The US dollar rose in 2018
Stocks are also affected by FOMC releases. Ideally, companies benefit when interest rates are low. That is because low rates influence more spending by households and businesses. They also reduce the interest expense, which is the interest they pay to their lenders. However, shares of banks tend to fall in a low-interest-rate environment because they make part of their money from interest they charge their customers.
The chart below shows that the S&P 500 rose sharply in March when the Fed lowered interest rates.
S&P 500 rose after the Fed lowered rates
Precious metals like gold and silver are also impacted by the actions of the FOMC. In most cases, gold and silver prices tend to rise in a low-interest-rate environment. This is because of the inverse relationship they have with the US dollar. It is also because these metals are usually viewed as hedges against inflation. And inflation tends to rise in a low-rate environment.
Other assets that are impacted by interest rates are cryptocurrencies, fixed income assets like bonds, and exchange-traded funds.
Tools used by the FOMC
Interest rates are the most popular tools used by the Fed and other central banks. Basically, the bank will lower interest rates when the economy is suffering and hike rates when the economy is doing well. When the economy is suffering, the bank cuts rates to lower the cost of borrowing by individuals and companies. It also does this to incentivise people and companies to spend money. For example, the Fed slashed interest rates to zero during the dot com bubble, Global Financial Crisis, and during the coronavirus pandemic.
Quantitative easing is another tool the FOMC uses. This is basically a situation where the bank prints money and buys financial assets like bonds and exchange traded funds. The goal of doing this is to lower long-term interest rates and increase liquidity in the market. The chart below shows how the Fed has expanded its balance sheet during the coronavirus pandemic.
Fed balance sheet
The Fed has other tools at its disposal. For example, it can use yield-curve control and even buy corporate and municipal debt.
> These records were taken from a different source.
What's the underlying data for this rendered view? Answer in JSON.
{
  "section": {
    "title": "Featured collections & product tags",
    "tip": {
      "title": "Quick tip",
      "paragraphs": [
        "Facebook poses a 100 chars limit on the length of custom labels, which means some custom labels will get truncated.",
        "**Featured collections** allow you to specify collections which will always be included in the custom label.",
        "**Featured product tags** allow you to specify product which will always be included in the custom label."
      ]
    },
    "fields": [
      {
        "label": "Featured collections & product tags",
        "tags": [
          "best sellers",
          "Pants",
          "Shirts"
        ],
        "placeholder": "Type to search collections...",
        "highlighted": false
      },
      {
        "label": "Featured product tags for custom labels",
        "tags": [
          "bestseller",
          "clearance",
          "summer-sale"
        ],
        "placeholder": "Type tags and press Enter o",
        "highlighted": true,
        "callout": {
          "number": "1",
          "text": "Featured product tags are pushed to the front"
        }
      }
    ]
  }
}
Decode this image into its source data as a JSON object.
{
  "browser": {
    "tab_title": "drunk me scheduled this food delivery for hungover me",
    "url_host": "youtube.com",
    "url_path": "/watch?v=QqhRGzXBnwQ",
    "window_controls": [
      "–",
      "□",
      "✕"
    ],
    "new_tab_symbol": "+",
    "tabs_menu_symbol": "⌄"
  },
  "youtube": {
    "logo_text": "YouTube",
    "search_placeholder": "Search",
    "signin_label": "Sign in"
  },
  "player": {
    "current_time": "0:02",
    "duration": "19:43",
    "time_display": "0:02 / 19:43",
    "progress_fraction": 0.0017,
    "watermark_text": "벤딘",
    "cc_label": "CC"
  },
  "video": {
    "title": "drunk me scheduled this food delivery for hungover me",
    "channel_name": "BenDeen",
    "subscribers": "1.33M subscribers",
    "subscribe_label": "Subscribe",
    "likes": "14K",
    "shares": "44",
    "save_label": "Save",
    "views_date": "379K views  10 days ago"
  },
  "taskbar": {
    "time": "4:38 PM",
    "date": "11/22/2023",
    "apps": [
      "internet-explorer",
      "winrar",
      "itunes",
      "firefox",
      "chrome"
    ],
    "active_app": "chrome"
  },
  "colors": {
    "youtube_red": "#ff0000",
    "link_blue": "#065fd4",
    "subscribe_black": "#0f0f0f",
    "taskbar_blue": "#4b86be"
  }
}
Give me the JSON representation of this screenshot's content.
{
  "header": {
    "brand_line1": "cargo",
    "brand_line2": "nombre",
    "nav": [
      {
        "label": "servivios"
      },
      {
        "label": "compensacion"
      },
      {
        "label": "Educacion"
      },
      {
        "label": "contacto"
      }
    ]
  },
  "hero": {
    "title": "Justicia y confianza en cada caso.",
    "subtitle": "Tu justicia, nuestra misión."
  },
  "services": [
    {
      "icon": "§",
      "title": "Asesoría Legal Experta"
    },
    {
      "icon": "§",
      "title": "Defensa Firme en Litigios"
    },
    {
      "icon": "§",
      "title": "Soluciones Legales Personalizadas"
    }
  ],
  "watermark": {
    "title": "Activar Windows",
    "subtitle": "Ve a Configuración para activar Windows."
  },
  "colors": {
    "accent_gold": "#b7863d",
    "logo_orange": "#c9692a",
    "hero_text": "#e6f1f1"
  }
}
How to trade FOMC releases
In recent years, FOMC releases have had minimal impacts to the financial market. That is because since the 2008/9 financial crisis, the central bank has adapted a forward-guidance approach. This simply means that the bank provide hints to what it will do in the future. For example, during the pandemic, the bank hinted that rates will be unchanged even after inflation moves above 2%.
First, you need to know when the FOMC will hold its meeting. To do this, you can use one of the several economic calendars that are available in the internet. You can find calendars at various sources. The image below shows when the Fed and other main central banks will release their decisions.
Central bank calendar
Second, you need to know what to expect during the meeting. To do this, you should use a tool known as the Fed Rate Monitor tool to see what analysts are expecting. The image below shows that 94% of all analysts expect that the bank will leave rates unchanged in its September 2016 meeting. Only 6% of the analysts expect the bank to lower the rates.
Third, I recommend reading pre-FOMC reviews by credible economists. I prefer using analysis from websites like Bloomberg, Financial Times, and The Wall Street Journal.
Fed rate monitor tool
You should have this information during the FOMC release day. When the bank releases the decision, it is important for you to look at the statement that they publish on their website. This statement will help you come up with an opinion about what the bank will do in the future. Also, in this statement, you will find a dot plot, which is simply what the committee members predict about the future. The image below shows how this dot plot usually looks like.
FOMC dot plot
You should listen to the bank’s press conference that comes shortly after the release. Finally, you should read the minutes of the meeting that comes three weeks after the meeting.
FOMC releases are important for forex and CFD traders because they set the tone for what to expect in the future. As a trader, knowing when the FOMC is meeting, what to expect from the meeting, and the key assets to track will help you make good decisions.